The trouble is, I like the book I wrote. I like it a lot. I don't think it's great literature or anything, but if someone else wrote it and I read it I would buy another one about the same characters or by the same author. I've passed various transmogrifications of it to enough people that the feedback makes me think I am not actually crazy. Other people might like it, too. In fact, other people do like it, and not just my best friend or my husband. Plus, they all think it would appeal to the same kind of reader I think would like it. They tell me this without me asking them, "Do you think Twilight readers would like this book? Despite the fact that there is not one damn vampire in it? Or werewolf, or any other creature of classic horror lore?" So far, my instincts aren't too far out in left field.

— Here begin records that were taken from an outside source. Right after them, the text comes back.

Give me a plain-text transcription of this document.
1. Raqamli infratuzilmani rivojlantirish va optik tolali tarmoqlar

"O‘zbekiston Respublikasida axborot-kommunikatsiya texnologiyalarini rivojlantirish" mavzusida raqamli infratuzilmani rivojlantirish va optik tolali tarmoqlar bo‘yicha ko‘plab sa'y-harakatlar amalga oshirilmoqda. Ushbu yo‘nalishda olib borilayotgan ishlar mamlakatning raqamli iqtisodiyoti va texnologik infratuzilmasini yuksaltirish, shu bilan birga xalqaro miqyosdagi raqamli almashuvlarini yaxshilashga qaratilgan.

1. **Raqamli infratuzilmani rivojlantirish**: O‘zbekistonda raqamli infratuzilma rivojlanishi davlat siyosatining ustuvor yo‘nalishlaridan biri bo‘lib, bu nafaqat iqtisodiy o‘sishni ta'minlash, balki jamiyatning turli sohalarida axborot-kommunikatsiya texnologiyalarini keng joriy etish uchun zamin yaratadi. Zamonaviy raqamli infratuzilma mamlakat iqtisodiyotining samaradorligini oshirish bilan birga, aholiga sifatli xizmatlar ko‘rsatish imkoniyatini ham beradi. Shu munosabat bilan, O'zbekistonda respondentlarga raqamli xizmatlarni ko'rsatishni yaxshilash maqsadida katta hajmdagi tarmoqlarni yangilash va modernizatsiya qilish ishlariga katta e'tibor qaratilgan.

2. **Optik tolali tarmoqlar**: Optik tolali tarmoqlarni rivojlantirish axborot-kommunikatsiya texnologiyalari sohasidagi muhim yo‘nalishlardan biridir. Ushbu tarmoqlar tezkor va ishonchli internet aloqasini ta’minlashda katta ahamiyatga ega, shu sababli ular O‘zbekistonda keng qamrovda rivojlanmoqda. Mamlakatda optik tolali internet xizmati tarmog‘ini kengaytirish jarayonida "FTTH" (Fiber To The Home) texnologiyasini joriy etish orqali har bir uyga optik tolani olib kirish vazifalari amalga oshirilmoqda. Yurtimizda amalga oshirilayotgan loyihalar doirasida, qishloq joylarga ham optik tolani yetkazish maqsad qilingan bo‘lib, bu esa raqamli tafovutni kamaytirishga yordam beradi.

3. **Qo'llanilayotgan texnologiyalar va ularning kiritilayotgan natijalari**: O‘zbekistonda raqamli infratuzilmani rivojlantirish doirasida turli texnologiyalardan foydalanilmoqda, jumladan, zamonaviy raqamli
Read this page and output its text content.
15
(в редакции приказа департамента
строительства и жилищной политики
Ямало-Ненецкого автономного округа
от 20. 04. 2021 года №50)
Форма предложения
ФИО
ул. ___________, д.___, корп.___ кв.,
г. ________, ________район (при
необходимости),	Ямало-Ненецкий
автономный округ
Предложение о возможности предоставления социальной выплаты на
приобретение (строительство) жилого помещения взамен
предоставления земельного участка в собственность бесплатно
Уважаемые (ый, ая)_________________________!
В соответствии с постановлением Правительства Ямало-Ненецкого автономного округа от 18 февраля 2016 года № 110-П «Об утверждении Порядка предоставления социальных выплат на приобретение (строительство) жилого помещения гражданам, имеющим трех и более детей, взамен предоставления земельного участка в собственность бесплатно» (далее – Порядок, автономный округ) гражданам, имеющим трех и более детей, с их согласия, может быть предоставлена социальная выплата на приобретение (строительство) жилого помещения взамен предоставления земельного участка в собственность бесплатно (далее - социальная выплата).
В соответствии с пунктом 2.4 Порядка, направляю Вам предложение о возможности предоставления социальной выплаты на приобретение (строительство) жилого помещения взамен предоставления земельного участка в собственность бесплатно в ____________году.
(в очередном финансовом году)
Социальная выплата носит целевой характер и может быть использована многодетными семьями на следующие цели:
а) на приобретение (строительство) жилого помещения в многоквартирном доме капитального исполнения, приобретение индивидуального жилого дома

So what do I do next? The feedback I've gotten tells me that that the story needs fleshing out in one area in particular. Everyone has said basic versions of the same thing on what they like and what they want more of. So I added more of the "I'd like to see more of this..." and people like it better. Moving in the right direction.
This was the most fun thing I have ever done in my life. I have been the happiest, the most fulfilled, writing this book and starting the next one. Do I really want to wreck it by opening myself up to the brutal rejection of trying to get published? Everyone who writes a book thinks their book is good and other people would want to read it. We can't all be right. We can't all be writers.
I decided I would just putz around online and see what's involved. Crikey. A month later I found myself so paralyzed with fear I was ready to trash the entire harebrained scheme. I am definitely not a writer. Who knew that if you "tell me, don't show me" in the story that agents and editors will summarily reject you? Everything has to be somehow worked into action or dialogue? Seriously? But as I started thinking about it I found that maybe that would work. Chapter One is now on its fifth version. Oddly enough, it is way better than the first version. They might be on to something with that "show me, don't tell me" business.
Query letters. Oh. My. Gosh. I have to get someone to foam at the mouth over a debut novel by an unknown in 350 words or less. They won't care that I lived in Argentina since my story is set in South Carolina. Or that I had research experience funded by the National Science Foundation when I was just in college since the book has nothing to do with science. Or that I ran my own business for five years since the main character is in high school. All things that have fit neatly and impressively in cover letters for other jobs I applied for. I am completely unimpressive. My only option is to communicate the hook and "tone" of my book in one to two paragraphs. I was not a marketing major. This is not my forte.
It's much easier to read agent blogs and scheme than take action. Maybe I'll just do that for a while. It's more fun than editing, at any rate. The more I read the blogs the more I see just how ridiculous it is to think I might be one of the select few to get lifted from the slums into the elysian fields of published. Or even just agented. But I notice a trend among the blog followers. Most of them are unpublished, too. And a lot are kind of whiny about it. The prevailing theory common to unpublished authors is that agents suck and don't want anything that's new, untested, or challenging. They want cookie cutter books that will sell well to the unwashed masses. I conclude two things from this. One, people would rather blame someone else and then spend all their time yelling at the object of their frustration instead of getting better. (Reading and posting on blogs takes up an awful lot of time. If we were all offline and working on our books our lot might improve.) The other is that if they think so little of the reading public, people who actually spend money and buy books, they probably aren't writing books that the reading public wants to read. So maybe the agents are right. Maybe their books aren't really all that sellable. Maybe mine is. It might not be smarter than theirs, or as challenging, or high art, but at the end of the day I bet people might buy it. Maybe I will submit to a few agents. What's the worst that could happen?